Earlier this year, Costs of Care, a nonprofit organization dedicated to curating and broadly disseminating insights from the front lines of health care to help delivery systems provide better care at lower cost, launched its Affordability Moonshot, an ambitious movement to drive solutions to improve the affordability of health care. In the following Q&A, Jordan Harmon, MHA, Costs of Care’s Director of Advocacy, discusses the origins and goals of the Moonshot.
Choosing Wisely: What is the Affordability Moonshot?
JH: Nearly everyone who receives health care in the United States is at risk of receiving care that is so expensive it threatens their financial security. Thousands of stories highlight the difficult decisions patients are forced to make every day – “my life, or my life savings.” At Costs of Care, we decided to take the lead on changing this story by launching our Affordability Moonshot, declaring “we envision a world in which nobody has to choose between their life and their life savings.” We look to create this world by establishing our Affordability Accelerator, in which we will convene influential experts and stakeholders to work together on developing, testing, and implementing the most promising high-impact and sustainable interventions to improve patient affordability.
CW: Costs of Care has a great track record in addressing financial toxicity in health care. What’s different about this initiative and why did you launch it?
JH: This is undoubtedly the largest, most complex issue that Costs of Care has sought to address. We began more than 10 years ago as an advocacy and social venture organization, curating stories from patients with crippling medical bills and highlighting the negative impact of these bills. We worked with frontline clinicians and organizations, like the ABIM Foundation, to take those stories and help create a culture of medicine that incorporates value-based health care. As the years have passed, we’ve come to understand that beyond the necessary principles of value-based health care, the issue of affordability predominantly impacts patients and their families. Now is a critical time to bring together the right stakeholders to work toward innovative solutions in areas of clinical care, billing, and financial assistance to improve patient affordability.
CW: Can you explain your Affordability Framework and how health systems can best incorporate it into their operations?

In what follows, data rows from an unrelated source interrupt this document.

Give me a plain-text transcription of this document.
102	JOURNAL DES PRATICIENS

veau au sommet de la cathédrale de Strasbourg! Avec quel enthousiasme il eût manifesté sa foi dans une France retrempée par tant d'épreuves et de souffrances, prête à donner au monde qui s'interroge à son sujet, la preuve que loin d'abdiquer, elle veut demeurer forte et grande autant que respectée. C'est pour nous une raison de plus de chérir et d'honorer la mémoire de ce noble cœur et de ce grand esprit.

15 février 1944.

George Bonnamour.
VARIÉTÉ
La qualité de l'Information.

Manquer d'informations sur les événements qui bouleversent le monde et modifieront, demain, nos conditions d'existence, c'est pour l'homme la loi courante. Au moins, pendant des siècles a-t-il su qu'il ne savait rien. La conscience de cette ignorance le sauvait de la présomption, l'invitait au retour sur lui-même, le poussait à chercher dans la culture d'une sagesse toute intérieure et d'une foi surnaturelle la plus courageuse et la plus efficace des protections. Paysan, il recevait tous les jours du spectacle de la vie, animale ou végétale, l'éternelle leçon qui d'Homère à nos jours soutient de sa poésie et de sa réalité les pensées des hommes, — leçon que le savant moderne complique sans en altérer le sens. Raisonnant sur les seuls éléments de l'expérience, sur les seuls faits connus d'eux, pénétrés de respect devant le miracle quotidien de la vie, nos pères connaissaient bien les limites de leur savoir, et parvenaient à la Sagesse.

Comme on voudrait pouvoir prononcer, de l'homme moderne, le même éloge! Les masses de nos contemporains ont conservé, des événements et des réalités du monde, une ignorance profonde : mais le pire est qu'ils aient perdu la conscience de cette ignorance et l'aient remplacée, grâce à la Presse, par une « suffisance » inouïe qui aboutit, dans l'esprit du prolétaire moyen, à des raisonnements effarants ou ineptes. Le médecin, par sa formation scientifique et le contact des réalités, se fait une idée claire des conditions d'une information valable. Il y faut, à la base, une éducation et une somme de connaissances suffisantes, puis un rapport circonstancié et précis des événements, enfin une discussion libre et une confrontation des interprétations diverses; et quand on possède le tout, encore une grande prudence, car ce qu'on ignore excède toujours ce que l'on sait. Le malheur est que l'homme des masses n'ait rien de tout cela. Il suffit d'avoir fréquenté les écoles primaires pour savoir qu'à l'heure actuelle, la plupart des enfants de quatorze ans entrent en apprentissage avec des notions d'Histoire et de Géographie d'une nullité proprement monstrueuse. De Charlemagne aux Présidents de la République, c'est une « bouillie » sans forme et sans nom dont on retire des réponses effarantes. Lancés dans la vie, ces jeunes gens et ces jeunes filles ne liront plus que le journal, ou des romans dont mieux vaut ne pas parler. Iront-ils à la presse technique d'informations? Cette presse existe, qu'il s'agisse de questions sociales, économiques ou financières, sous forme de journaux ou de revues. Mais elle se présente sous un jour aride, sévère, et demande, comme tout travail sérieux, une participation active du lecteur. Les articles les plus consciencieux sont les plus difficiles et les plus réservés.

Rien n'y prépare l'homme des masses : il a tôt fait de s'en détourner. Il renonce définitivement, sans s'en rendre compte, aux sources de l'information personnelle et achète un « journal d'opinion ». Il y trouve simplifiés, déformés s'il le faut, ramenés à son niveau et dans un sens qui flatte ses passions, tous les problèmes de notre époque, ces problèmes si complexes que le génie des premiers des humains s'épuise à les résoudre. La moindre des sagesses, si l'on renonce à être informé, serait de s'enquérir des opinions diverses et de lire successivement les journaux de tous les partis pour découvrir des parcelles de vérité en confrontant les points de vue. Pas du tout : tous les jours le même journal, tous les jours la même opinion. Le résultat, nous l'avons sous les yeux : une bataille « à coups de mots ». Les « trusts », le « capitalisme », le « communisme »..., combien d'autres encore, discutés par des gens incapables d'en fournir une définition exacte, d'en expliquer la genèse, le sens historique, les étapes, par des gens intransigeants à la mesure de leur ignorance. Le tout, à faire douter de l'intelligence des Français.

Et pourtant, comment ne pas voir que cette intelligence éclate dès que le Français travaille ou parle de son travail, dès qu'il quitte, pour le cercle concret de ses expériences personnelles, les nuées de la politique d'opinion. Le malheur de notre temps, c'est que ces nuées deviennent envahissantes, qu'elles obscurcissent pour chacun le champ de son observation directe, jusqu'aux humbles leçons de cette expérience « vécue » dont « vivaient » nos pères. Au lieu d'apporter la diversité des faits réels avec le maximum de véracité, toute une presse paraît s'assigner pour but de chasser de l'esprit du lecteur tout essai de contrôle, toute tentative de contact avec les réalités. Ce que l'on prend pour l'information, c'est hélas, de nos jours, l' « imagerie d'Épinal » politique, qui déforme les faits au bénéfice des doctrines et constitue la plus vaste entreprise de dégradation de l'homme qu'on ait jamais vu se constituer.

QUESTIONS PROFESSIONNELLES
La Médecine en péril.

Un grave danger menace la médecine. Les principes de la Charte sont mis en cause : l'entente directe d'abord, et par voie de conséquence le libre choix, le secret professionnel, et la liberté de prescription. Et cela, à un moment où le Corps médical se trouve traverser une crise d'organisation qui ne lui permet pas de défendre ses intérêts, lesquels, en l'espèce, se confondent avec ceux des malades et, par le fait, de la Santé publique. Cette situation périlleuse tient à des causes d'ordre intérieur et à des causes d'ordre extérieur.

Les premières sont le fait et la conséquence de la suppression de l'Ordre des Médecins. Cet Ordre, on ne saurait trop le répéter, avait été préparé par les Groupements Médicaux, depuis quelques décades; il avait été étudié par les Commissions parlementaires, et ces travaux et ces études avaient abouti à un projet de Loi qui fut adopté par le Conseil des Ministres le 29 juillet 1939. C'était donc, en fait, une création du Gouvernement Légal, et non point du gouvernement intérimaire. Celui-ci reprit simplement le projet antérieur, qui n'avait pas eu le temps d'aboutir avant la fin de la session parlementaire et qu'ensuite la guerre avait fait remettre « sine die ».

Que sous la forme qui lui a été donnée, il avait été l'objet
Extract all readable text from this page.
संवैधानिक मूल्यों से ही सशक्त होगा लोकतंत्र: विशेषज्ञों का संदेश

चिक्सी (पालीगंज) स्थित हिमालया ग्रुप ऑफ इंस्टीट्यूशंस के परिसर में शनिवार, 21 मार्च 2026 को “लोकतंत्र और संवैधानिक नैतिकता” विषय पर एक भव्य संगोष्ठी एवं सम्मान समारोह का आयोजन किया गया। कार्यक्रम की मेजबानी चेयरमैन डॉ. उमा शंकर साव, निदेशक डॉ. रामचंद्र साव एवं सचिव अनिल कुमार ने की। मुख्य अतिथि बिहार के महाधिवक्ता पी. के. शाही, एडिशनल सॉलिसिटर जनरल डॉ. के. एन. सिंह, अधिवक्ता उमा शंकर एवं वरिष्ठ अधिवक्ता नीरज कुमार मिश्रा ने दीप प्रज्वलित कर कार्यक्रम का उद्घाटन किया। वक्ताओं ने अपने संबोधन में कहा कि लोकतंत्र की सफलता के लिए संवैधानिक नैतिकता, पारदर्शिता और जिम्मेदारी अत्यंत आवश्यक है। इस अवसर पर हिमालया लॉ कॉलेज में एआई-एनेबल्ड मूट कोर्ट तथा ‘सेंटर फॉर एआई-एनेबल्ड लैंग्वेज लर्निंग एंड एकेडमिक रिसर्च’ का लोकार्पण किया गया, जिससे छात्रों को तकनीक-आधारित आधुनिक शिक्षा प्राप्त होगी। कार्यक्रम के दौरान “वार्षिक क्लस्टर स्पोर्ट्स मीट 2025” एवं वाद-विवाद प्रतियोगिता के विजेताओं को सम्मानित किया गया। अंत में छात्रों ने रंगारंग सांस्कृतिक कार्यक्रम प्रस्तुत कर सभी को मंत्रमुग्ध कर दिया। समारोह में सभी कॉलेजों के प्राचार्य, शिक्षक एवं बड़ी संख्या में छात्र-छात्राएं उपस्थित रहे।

JH: The Affordability Framework was recently published in NEJM Catalyst as a way to start the conversation about addressing affordability in health system environments. We understand this is a complex issue that has many moving parts – including reimbursement and regulatory barriers. However, there are key concepts that every health system can implement today that will both improve affordability for patients and allow those health systems to be more competitive in their markets. No single solution will work for every health system, but we provide a few examples within the framework.
CW: What are the biggest challenges to achieving your goals?
JH: The biggest challenge to improving affordability in health care is complexity. There is little evidence that guides payers, providers, and consumers about how to make care more affordable. Solutions will not be “one size fits all” – they will depend on the type of organization, geography, patient population, and so on. That being said, Costs of Care is excited to take the lead on helping to navigate these complexities with partners dedicated to improving patient affordability.
CW: What early successes do you see as achievable?
JH: Some of the low-hanging fruit are laid out in the Affordability Framework, which aims to pragmatically address patient affordability. We believe the components at the core of improving affordability are: developing meaningful, actionable out-of-pocket cost and payment information for patients; investing in clinical training on affordability; developing clinical and financial pathways; and delivering care through lower cost/higher quality sites. These are ways that health systems and payers can begin to successfully address affordability today, and with further piloting of interventions developed from our Affordability Accelerator, we look to further these successes so that no one has to choose between their life and their life savings.